There are limitations to the study design and methodology that deserve mention and highlight avenues for future research. First, because it draws from one system that is clearly aligned with promoting EBPs—this sample may not be representative of clinicians in this system or other public behavioral health systems. The specificity of implementation strategies that emerge from an innovation tournament conducted within a given service system is both an advantage and a limitation of this approach—the strategies developed through the tournament may be ideal for a particular context and system but may not generalize to other contexts and systems. Second, beyond “winning” the tournament, clinicians in our study were not promised that their ideas would be implemented. This may have restricted clinicians’ willingness to participate or encouraged ideas that were not “implementable.” Given evidence suggesting discordance between behavior and stated preferences [
47], we framed tournament ideas as an “input” to design rather than relying entirely on stated preferences. Moving these inputs to design will require additional scholarship and analysis. Currently, we are re-analyzing the ideas emphasizing behavioral processes and barriers, not just elicited preferences, as part of a multifaceted approach towards implementation strategy design. Third, although our response rate was more than double that of the average innovation tournament, some tournaments have generated much higher participation rates, even in larger organizations. Future research should examine how participants’ expectations regarding the eventual implementation of their ideas influence engagement. Fourth, we elected to form a Challenge Committee of city administrators, agency stakeholders, and experts in behavioral economics to decide on the winners; a challenge committee comprised of different stakeholder groups (e.g., clinicians, patients) may have selected different strategies as winners.
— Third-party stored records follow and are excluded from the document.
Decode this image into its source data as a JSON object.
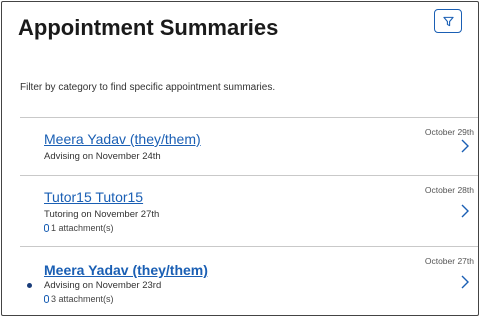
{
  "header": {
    "title": "Appointment Summaries",
    "filter_icon": "filter-icon"
  },
  "subtitle": "Filter by category to find specific appointment summaries.",
  "appointments": [
    {
      "name": "Meera Yadav (they/them)",
      "detail": "Advising on November 24th",
      "date": "October 29th",
      "attachments": "",
      "unread": false
    },
    {
      "name": "Tutor15 Tutor15",
      "detail": "Tutoring on November 27th",
      "date": "October 28th",
      "attachments": "1 attachment(s)",
      "unread": false
    },
    {
      "name": "Meera Yadav (they/them)",
      "detail": "Advising on November 23rd",
      "date": "October 27th",
      "attachments": "3 attachment(s)",
      "unread": true
    }
  ],
  "colors": {
    "link": "#1a5fb4",
    "unread_dot": "#1a3d7a"
  }
}
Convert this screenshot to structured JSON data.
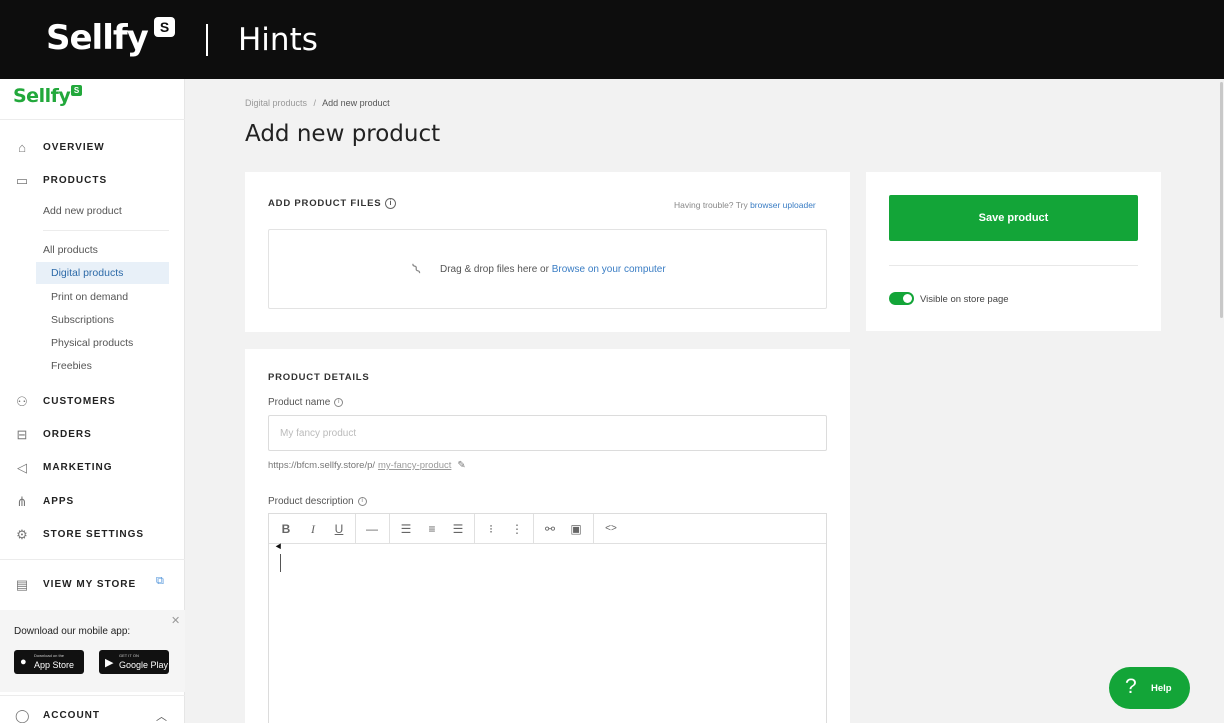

Future studies should compare whether different stakeholder groups select the same or different strategies and, most importantly, whether these choices predict the effectiveness of strategies used to improvement EBP implementation within the system.
Conclusion
Through a novel methodology for participatory design, findings from this study highlight the feasibility and utility of engaging clinicians—arguably the ultimate target of implementation strategies—through a structured, system-wide innovation tournament. Moreover, the innovation process does not have to end with the final and winning ideas [
24]. Analysis of all of the ideas (or better yet, re-engagement with those who did not have winning ideas) can provide a fertile ground for future research. We believe the tournament succeeded in engaging stakeholders with critical expertise and provided valuable data that furthers the science of developing implementation strategies to improve the implementation of EBPs. More importantly, the success of our tournament was in engaging and empowering the community. Although we did not measure acceptability directly, the overwhelming enthusiasm for this project from clinicians, agency administrators, and city officials indicated to us that clinicians were pleased to be queried and felt validated that their ideas and viewpoints were not only heard, but celebrated. The clear implication to us is that involving clinicians in every stage of implementation (from strategy design to sustainability) consistent with community-participatory research is essential to designing effective implementation strategies that improve the quality of community-based care.